08121026237 - 081280589457   679B873

Inggris Perberat Hukuman Para Teroris

 Oleh : Mochtar Siahaan | Senin, 05 Juni 2017 - 07.25 WIB | Dibaca : 468 kali
Inggris Perberat Hukuman Para Teroris
Hal itu berkaitan dengan serangan terbaru yang terjadi di London Bridge dan Borough Market.

 

Sondinews.  -  Perdana Menteri Inggris Theresa May menyebut akan memperbaiki aturan mengenai hukum bagi para teroris. May menegaskan bahwa Inggris akan memperberat hukuman para pelaku teror.

Hal itu berkaitan dengan serangan terbaru yang terjadi di London Bridge dan Borough Market, Sabtu malam (3/6). Serangan yang dilakukan oleh tiga pria bersenjata pisau besar itu, menewaskan tujuh orang dan melukai 48 lainnya.

Ketiga pelaku serangan itu kemudian dilumpuhkan oleh polisi di tempat kejadian.

Atas kejadian itu, May menyebutkan akan menambah hukuman penjara atas pelanggaran terorisme, selain memperbaiki kebijakan dan memperketat aturan internet.

Serangan tersebut merupakan insiden ketiga yang memukul Inggris secara beruntun, setelah serangan di Westminster Bridge pada bulan Maret dan bom bunuh diri yang menewaskan 22 orang di sebuah konser pop di Manchester, kurang dari dua minggu yang lalu.

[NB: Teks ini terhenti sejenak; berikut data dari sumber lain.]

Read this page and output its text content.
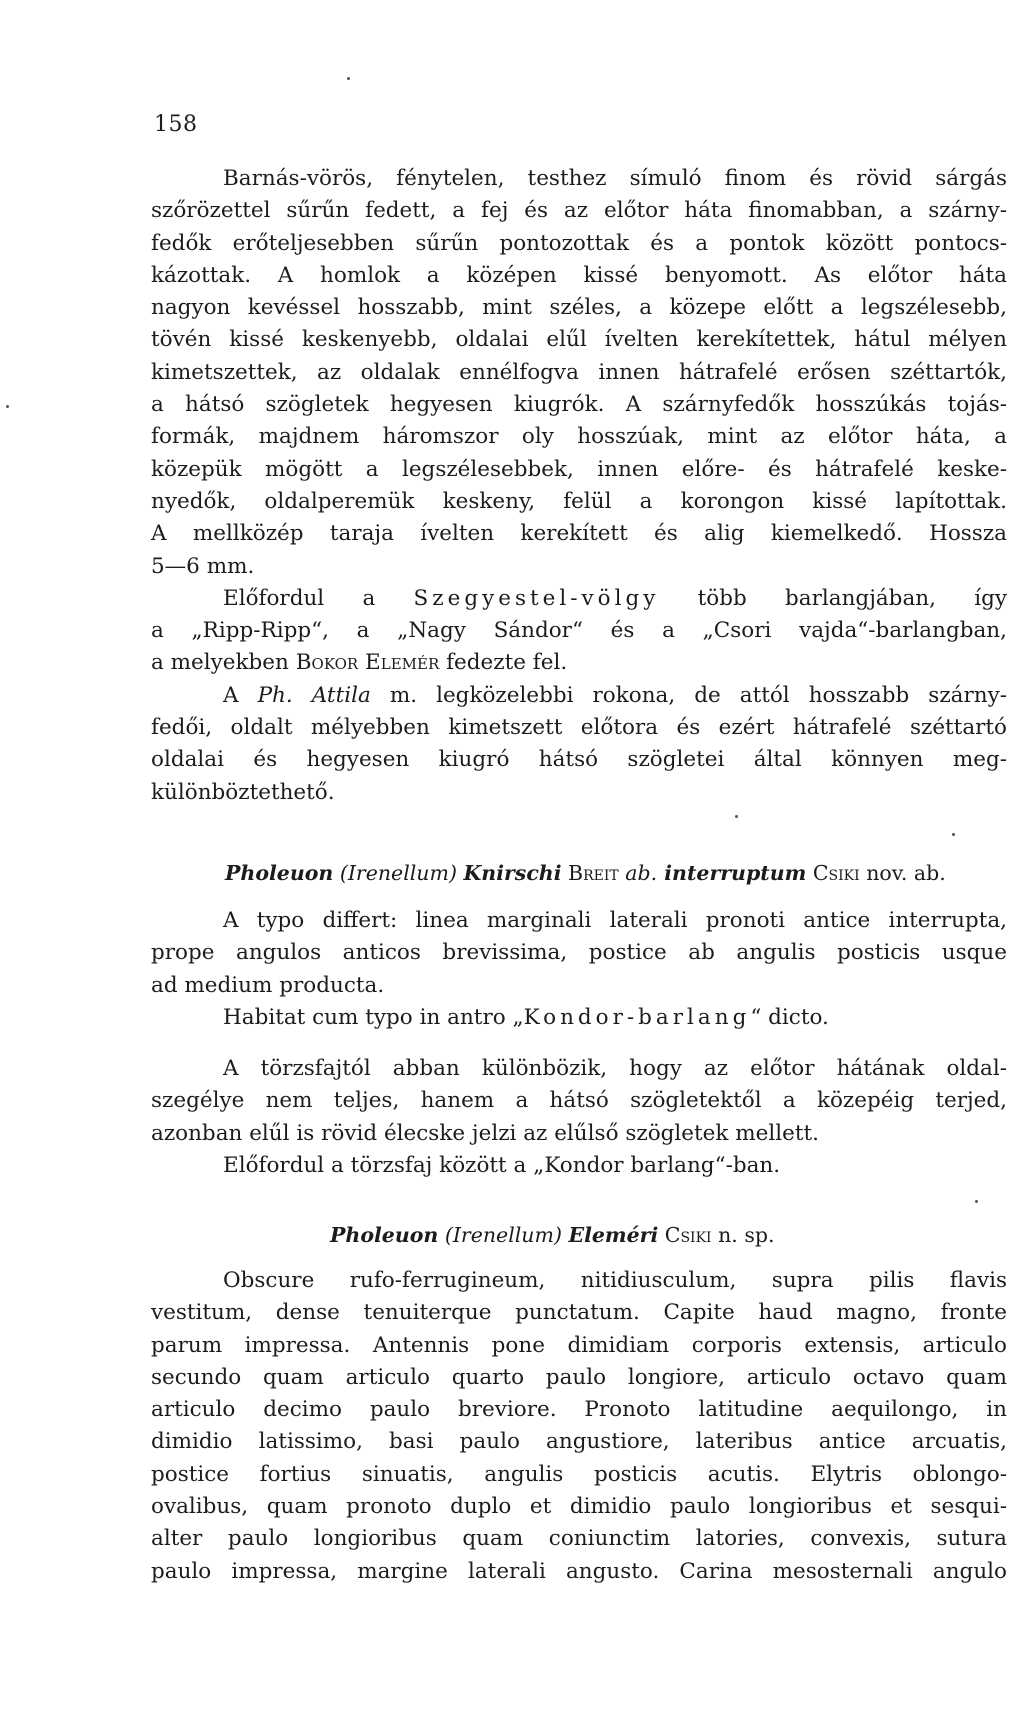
158
Barnás-vörös, fénytelen, testhez símuló finom és rövid sárgás
szőrözettel sűrűn fedett, a fej és az előtor háta finomabban, a szárny-
fedők erőteljesebben sűrűn pontozottak és a pontok között pontocs-
kázottak. A homlok a középen kissé benyomott. As előtor háta
nagyon kevéssel hosszabb, mint széles, a közepe előtt a legszélesebb,
tövén kissé keskenyebb, oldalai elűl ívelten kerekítettek, hátul mélyen
kimetszettek, az oldalak ennélfogva innen hátrafelé erősen széttartók,
a hátsó szögletek hegyesen kiugrók. A szárnyfedők hosszúkás tojás-
formák, majdnem háromszor oly hosszúak, mint az előtor háta, a
közepük mögött a legszélesebbek, innen előre- és hátrafelé keske-
nyedők, oldalperemük keskeny, felül a korongon kissé lapítottak.
A mellközép taraja ívelten kerekített és alig kiemelkedő. Hossza
5—6 mm.
Előfordul a Szegyestel-völgy több barlangjában, így
a „Ripp-Ripp“, a „Nagy Sándor“ és a „Csori vajda“-barlangban,
a melyekben Bokor Elemér fedezte fel.
A Ph. Attila m. legközelebbi rokona, de attól hosszabb szárny-
fedői, oldalt mélyebben kimetszett előtora és ezért hátrafelé széttartó
oldalai és hegyesen kiugró hátsó szögletei által könnyen meg-
különböztethető.
Pholeuon (Irenellum) Knirschi Breit ab. interruptum Csiki nov. ab.
A typo differt: linea marginali laterali pronoti antice interrupta,
prope angulos anticos brevissima, postice ab angulis posticis usque
ad medium producta.
Habitat cum typo in antro „Kondor-barlang“ dicto.
A törzsfajtól abban különbözik, hogy az előtor hátának oldal-
szegélye nem teljes, hanem a hátsó szögletektől a közepéig terjed,
azonban elűl is rövid élecske jelzi az elűlső szögletek mellett.
Előfordul a törzsfaj között a „Kondor barlang“-ban.
Pholeuon (Irenellum) Eleméri Csiki n. sp.
Obscure rufo-ferrugineum, nitidiusculum, supra pilis flavis
vestitum, dense tenuiterque punctatum. Capite haud magno, fronte
parum impressa. Antennis pone dimidiam corporis extensis, articulo
secundo quam articulo quarto paulo longiore, articulo octavo quam
articulo decimo paulo breviore. Pronoto latitudine aequilongo, in
dimidio latissimo, basi paulo angustiore, lateribus antice arcuatis,
postice fortius sinuatis, angulis posticis acutis. Elytris oblongo-
ovalibus, quam pronoto duplo et dimidio paulo longioribus et sesqui-
alter paulo longioribus quam coniunctim latories, convexis, sutura
paulo impressa, margine laterali angusto. Carina mesosternali angulo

“Kita tidak bisa dan tidak boleh berpura-pura bahwa semua bisa berjalan seperti biasa,” kata May, saat memberi pernyataan resmi di Downing Street, Minggu (4/6), seperti dikutip AFP.

“Kita sekarang tengah menghadapi ancaman baru dimana terorisme melahirkan terorisme dan pelaku kejahatan terpicu melakukan serangan tanpa rencana matang atau karena terpengaruh propaganda online, melainkan karena meniru teroris lain dan menggunakan jenis serangan yang paling mendasar.”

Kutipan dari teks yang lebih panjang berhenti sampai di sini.